The 30-year industry veteran floated the idea of a breakup shortly after he took over the helm in late 2010 as a way to free up resources from the then-combined company’s struggling consumer division to drive the adoption of its higher margin enterprise products. But the promise of improved profits didn’t convince investors, who took out their concerns on HP’s share price. And thus Apotheker found himself out of the board room less than a year later.
With Wall Street’s reaction to the breakup proposal still fresh in the mind, Meg Whitman took a different approach after she was tapped to replace the executive in September of 2011 and announced a five-year plan to return HP to its former glory in both the data center and the consumer space.

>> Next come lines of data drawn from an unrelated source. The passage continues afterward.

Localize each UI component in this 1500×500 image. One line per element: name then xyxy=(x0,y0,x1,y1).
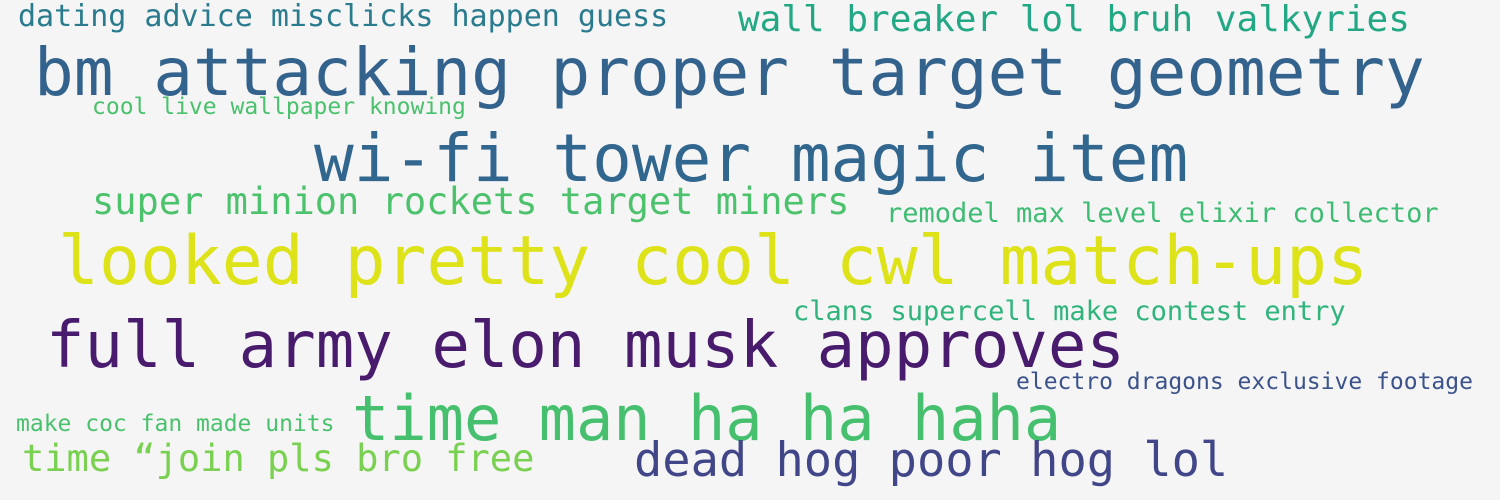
word: clans supercell make contest entry xyxy=(793,296,1346,327)
word: remodel max level elixir collector xyxy=(886,198,1439,229)
word: super minion rockets target miners xyxy=(92,180,850,223)
word: bm attacking proper target geometry xyxy=(34,34,1425,111)
word: looked pretty cool cwl match-ups xyxy=(58,222,1369,301)
word: time man ha ha haha xyxy=(352,382,1062,455)
word: wi-fi tower magic item xyxy=(314,120,1189,197)
word: wall breaker lol bruh valkyries xyxy=(738,0,1410,40)
word: cool live wallpaper knowing xyxy=(92,94,466,120)
word: dead hog poor hog lol xyxy=(634,433,1229,488)
word: make coc fan made units xyxy=(16,411,335,437)
word: time “join pls bro free xyxy=(22,437,535,480)
word: dating advice misclicks happen guess xyxy=(18,0,669,34)
word: electro dragons exclusive footage xyxy=(1016,369,1473,395)
word: full army elon musk approves xyxy=(46,309,1125,383)
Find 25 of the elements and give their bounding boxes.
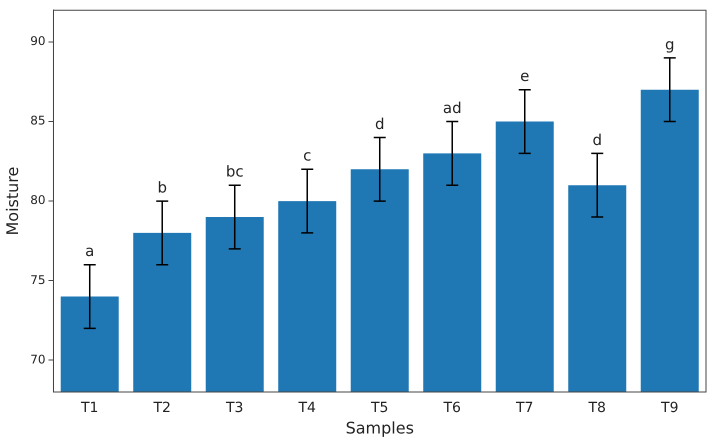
- x-tick-label: T5: [370, 400, 388, 416]
- y-tick-label: 75: [30, 272, 46, 287]
- y-axis-title: Moisture: [2, 166, 22, 236]
- annotation: ad: [442, 98, 462, 117]
- x-tick-label: T3: [224, 400, 244, 416]
- x-tick-label: T1: [80, 400, 98, 416]
- annotation: bc: [226, 162, 244, 181]
- y-tick-label: 90: [30, 34, 46, 48]
- y-tick-label: 85: [30, 114, 46, 128]
- x-tick-label: T2: [152, 400, 171, 416]
- x-tick-label: T4: [297, 400, 316, 416]
- y-tick-label: 80: [30, 193, 46, 208]
- annotation: d: [592, 130, 602, 149]
- annotation: g: [664, 35, 675, 54]
- x-tick-label: T6: [442, 400, 462, 416]
- annotation: b: [157, 178, 167, 196]
- annotation: e: [520, 67, 530, 86]
- y-tick-label: 70: [30, 352, 46, 366]
- annotation: c: [303, 146, 312, 165]
- x-axis-title: Samples: [346, 418, 414, 438]
- annotation: d: [374, 114, 384, 133]
- x-tick-label: T8: [588, 400, 606, 416]
- x-tick-label: T7: [515, 400, 534, 416]
- annotation: a: [85, 242, 94, 260]
- x-tick-label: T9: [660, 400, 678, 416]
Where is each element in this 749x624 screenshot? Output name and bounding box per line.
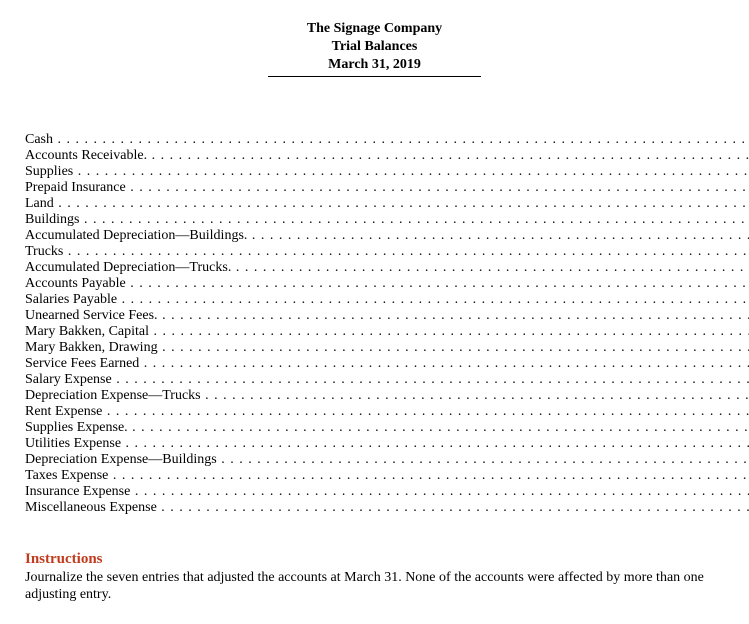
- table-row: Salary Expense80,00081,400: [25, 372, 749, 388]
- account-name: Salaries Payable: [25, 292, 749, 308]
- trial-balance-table: Unadjusted Adjusted Debit Balances Credi…: [25, 81, 749, 537]
- instructions-body: Journalize the seven entries that adjust…: [25, 569, 724, 604]
- table-row: Supplies Expense.—4,025: [25, 420, 749, 436]
- table-row: Accumulated Depreciation—Buildings.51,50…: [25, 228, 749, 244]
- table-row: Rent Expense11,90011,900: [25, 404, 749, 420]
- account-name: Service Fees Earned: [25, 356, 749, 372]
- instructions-block: Instructions Journalize the seven entrie…: [25, 551, 724, 604]
- account-name: Accounts Payable: [25, 276, 749, 292]
- account-name: Accumulated Depreciation—Trucks.: [25, 260, 749, 276]
- account-name: Mary Bakken, Capital: [25, 324, 749, 340]
- table-row: Depreciation Expense—Trucks—5,000: [25, 388, 749, 404]
- account-name: Depreciation Expense—Buildings: [25, 452, 749, 468]
- account-name: Salary Expense: [25, 372, 749, 388]
- account-name: Miscellaneous Expense: [25, 500, 749, 516]
- table-row: Unearned Service Fees.10,5003,850: [25, 308, 749, 324]
- report-date: March 31, 2019: [268, 56, 481, 76]
- account-name: Insurance Expense: [25, 484, 749, 500]
- table-row: Taxes Expense2,9002,900: [25, 468, 749, 484]
- table-row: Salaries Payable—1,400: [25, 292, 749, 308]
- totals-row: 500,000500,000517,730517,730: [25, 516, 749, 537]
- account-name: Prepaid Insurance: [25, 180, 749, 196]
- table-row: Depreciation Expense—Buildings—9,500: [25, 452, 749, 468]
- account-name: Supplies: [25, 164, 749, 180]
- company-name: The Signage Company: [25, 20, 724, 38]
- table-row: Land100,000100,000: [25, 196, 749, 212]
- table-row: Trucks75,00075,000: [25, 244, 749, 260]
- instructions-title: Instructions: [25, 551, 724, 568]
- table-row: Service Fees Earned162,680169,330: [25, 356, 749, 372]
- account-name: Utilities Expense: [25, 436, 749, 452]
- table-row: Utilities Expense6,2008,030: [25, 436, 749, 452]
- account-name: Taxes Expense: [25, 468, 749, 484]
- table-row: Accumulated Depreciation—Trucks.12,00017…: [25, 260, 749, 276]
- account-name: Depreciation Expense—Trucks: [25, 388, 749, 404]
- report-header: The Signage Company Trial Balances March…: [25, 20, 724, 77]
- account-name: Trucks: [25, 244, 749, 260]
- account-name: Supplies Expense.: [25, 420, 749, 436]
- table-row: Mary Bakken, Drawing7,5007,500: [25, 340, 749, 356]
- report-title: Trial Balances: [25, 38, 724, 56]
- account-name: Rent Expense: [25, 404, 749, 420]
- account-name: Land: [25, 196, 749, 212]
- account-name: Cash: [25, 131, 749, 148]
- account-name: Buildings: [25, 212, 749, 228]
- table-row: Buildings170,000170,000: [25, 212, 749, 228]
- account-name: Mary Bakken, Drawing: [25, 340, 749, 356]
- table-row: Supplies6,2002,175: [25, 164, 749, 180]
- table-row: Insurance Expense—7,850: [25, 484, 749, 500]
- account-name: Accumulated Depreciation—Buildings.: [25, 228, 749, 244]
- account-name: Unearned Service Fees.: [25, 308, 749, 324]
- table-row: Miscellaneous Expense9,1509,150: [25, 500, 749, 516]
- table-row: Accounts Payable6,9208,750: [25, 276, 749, 292]
- table-row: Mary Bakken, Capital256,400256,400: [25, 324, 749, 340]
- account-name: Accounts Receivable.: [25, 148, 749, 164]
- table-row: Prepaid Insurance9,0001,150: [25, 180, 749, 196]
- table-row: Cash4,7504,750: [25, 131, 749, 148]
- table-row: Accounts Receivable.17,40017,400: [25, 148, 749, 164]
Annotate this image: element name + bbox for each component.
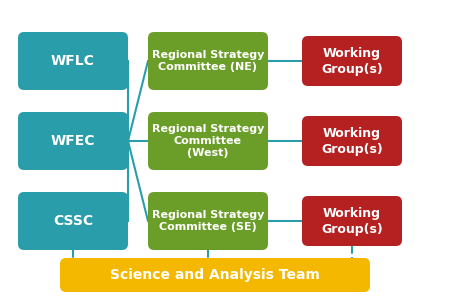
Text: Regional Strategy
Committee (NE): Regional Strategy Committee (NE) (151, 50, 263, 72)
FancyBboxPatch shape (302, 36, 401, 86)
FancyBboxPatch shape (302, 196, 401, 246)
Text: Science and Analysis Team: Science and Analysis Team (110, 268, 319, 282)
FancyBboxPatch shape (148, 192, 268, 250)
FancyBboxPatch shape (148, 32, 268, 90)
Text: WFEC: WFEC (50, 134, 95, 148)
Text: WFLC: WFLC (51, 54, 95, 68)
FancyBboxPatch shape (18, 32, 128, 90)
Text: Regional Strategy
Committee
(West): Regional Strategy Committee (West) (151, 124, 263, 158)
Text: CSSC: CSSC (53, 214, 93, 228)
FancyBboxPatch shape (18, 112, 128, 170)
FancyBboxPatch shape (302, 116, 401, 166)
Text: Working
Group(s): Working Group(s) (320, 127, 382, 155)
Text: Regional Strategy
Committee (SE): Regional Strategy Committee (SE) (151, 210, 263, 232)
FancyBboxPatch shape (18, 192, 128, 250)
FancyBboxPatch shape (148, 112, 268, 170)
Text: Working
Group(s): Working Group(s) (320, 46, 382, 76)
Text: Working
Group(s): Working Group(s) (320, 206, 382, 236)
FancyBboxPatch shape (60, 258, 369, 292)
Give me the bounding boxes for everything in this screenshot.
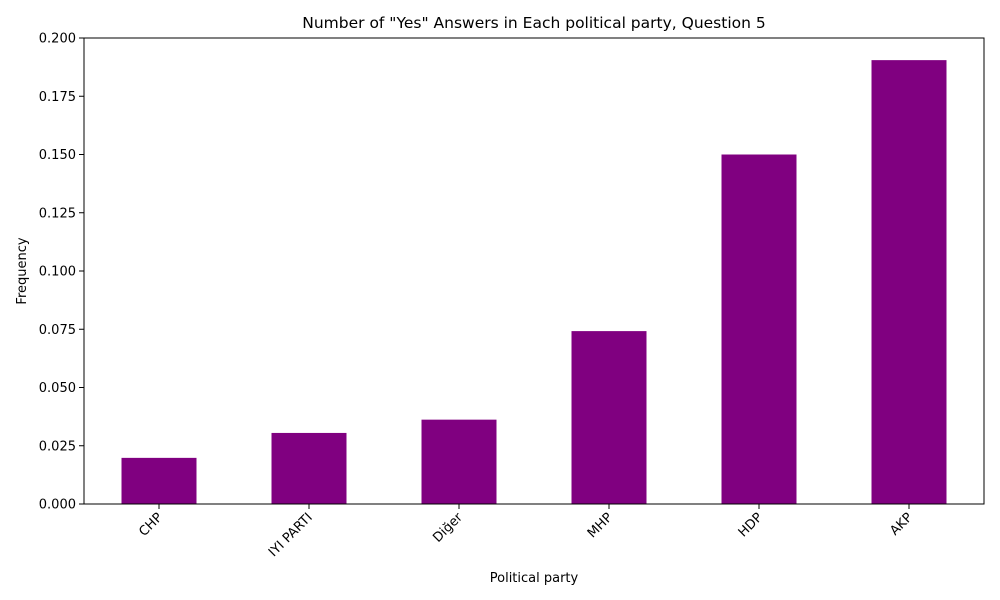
bar-5 — [871, 60, 947, 504]
y-tick-label: 0.200 — [39, 32, 76, 47]
y-tick-label: 0.000 — [39, 498, 76, 513]
bar-1 — [271, 432, 347, 504]
y-tick-label: 0.150 — [39, 148, 76, 163]
bar-4 — [721, 154, 797, 504]
y-tick-label: 0.050 — [39, 381, 76, 396]
bar-0 — [121, 457, 197, 504]
y-tick-label: 0.125 — [39, 206, 76, 221]
x-tick-label: MHP — [585, 510, 616, 541]
x-tick-label: Diğer — [430, 510, 466, 546]
x-tick-label: IYI PARTI — [266, 510, 316, 560]
x-tick-label: HDP — [736, 510, 766, 540]
bars-group — [121, 60, 947, 504]
y-tick-label: 0.075 — [39, 323, 76, 338]
bar-3 — [571, 331, 647, 504]
y-tick-label: 0.175 — [39, 90, 76, 105]
y-axis-label: Frequency — [15, 237, 30, 304]
y-tick-label: 0.100 — [39, 265, 76, 280]
chart-title: Number of "Yes" Answers in Each politica… — [302, 14, 765, 32]
x-axis-label: Political party — [490, 571, 579, 586]
x-tick-label: AKP — [887, 510, 916, 539]
y-tick-label: 0.025 — [39, 439, 76, 454]
x-tick-label: CHP — [136, 510, 166, 540]
bar-2 — [421, 419, 497, 504]
plot-frame — [83, 37, 985, 505]
y-axis: 0.000 0.025 0.050 0.075 0.100 0.125 0.150 0.175… — [39, 32, 84, 513]
x-axis: CHP IYI PARTI Diğer MHP HDP AKP — [136, 504, 916, 560]
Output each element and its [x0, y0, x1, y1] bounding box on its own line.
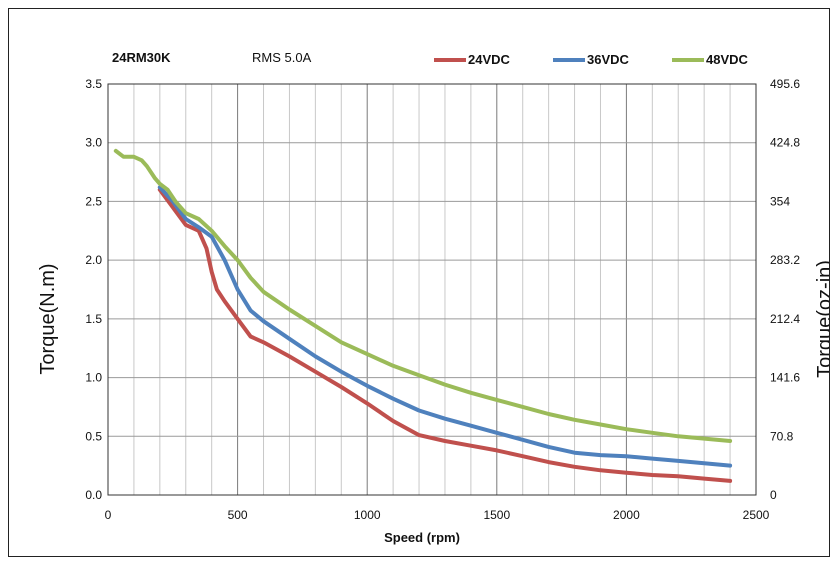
x-tick-label: 500: [228, 508, 248, 522]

The company made it just past the halfway mark before Apotheker’s foresight came to fruition, or slightly less than that when taking into account the fact that the two divisions have been operating independently from one another since August.
The last three months were spent sorting out the legal and other manner of bureaucratic chores involved in handling such a massive restructuring. With that now all wrapped up, Whitman is left the chief executive of Hewlett Packard Enterprise while former lieutenant Dion Weisler is at the helm of the consumer-focused HP. The combined headcount of the two siblings is about 58,000 lower than it was in 2012, with up to 30,000 more positions set to be cut from HPE over the next few years.
The result will be a much slimmer and hopefully more efficient company that will find itself competing in a market that has changed almost as unrecognizably as it has. Two of HPE’s biggest rivals, EMC Corp. and Dell Inc. will merge next year to form the single biggest privately-held enterprise technology vendor in existence as part of a record-shattering $67 billion deal announced shortly before the split went official.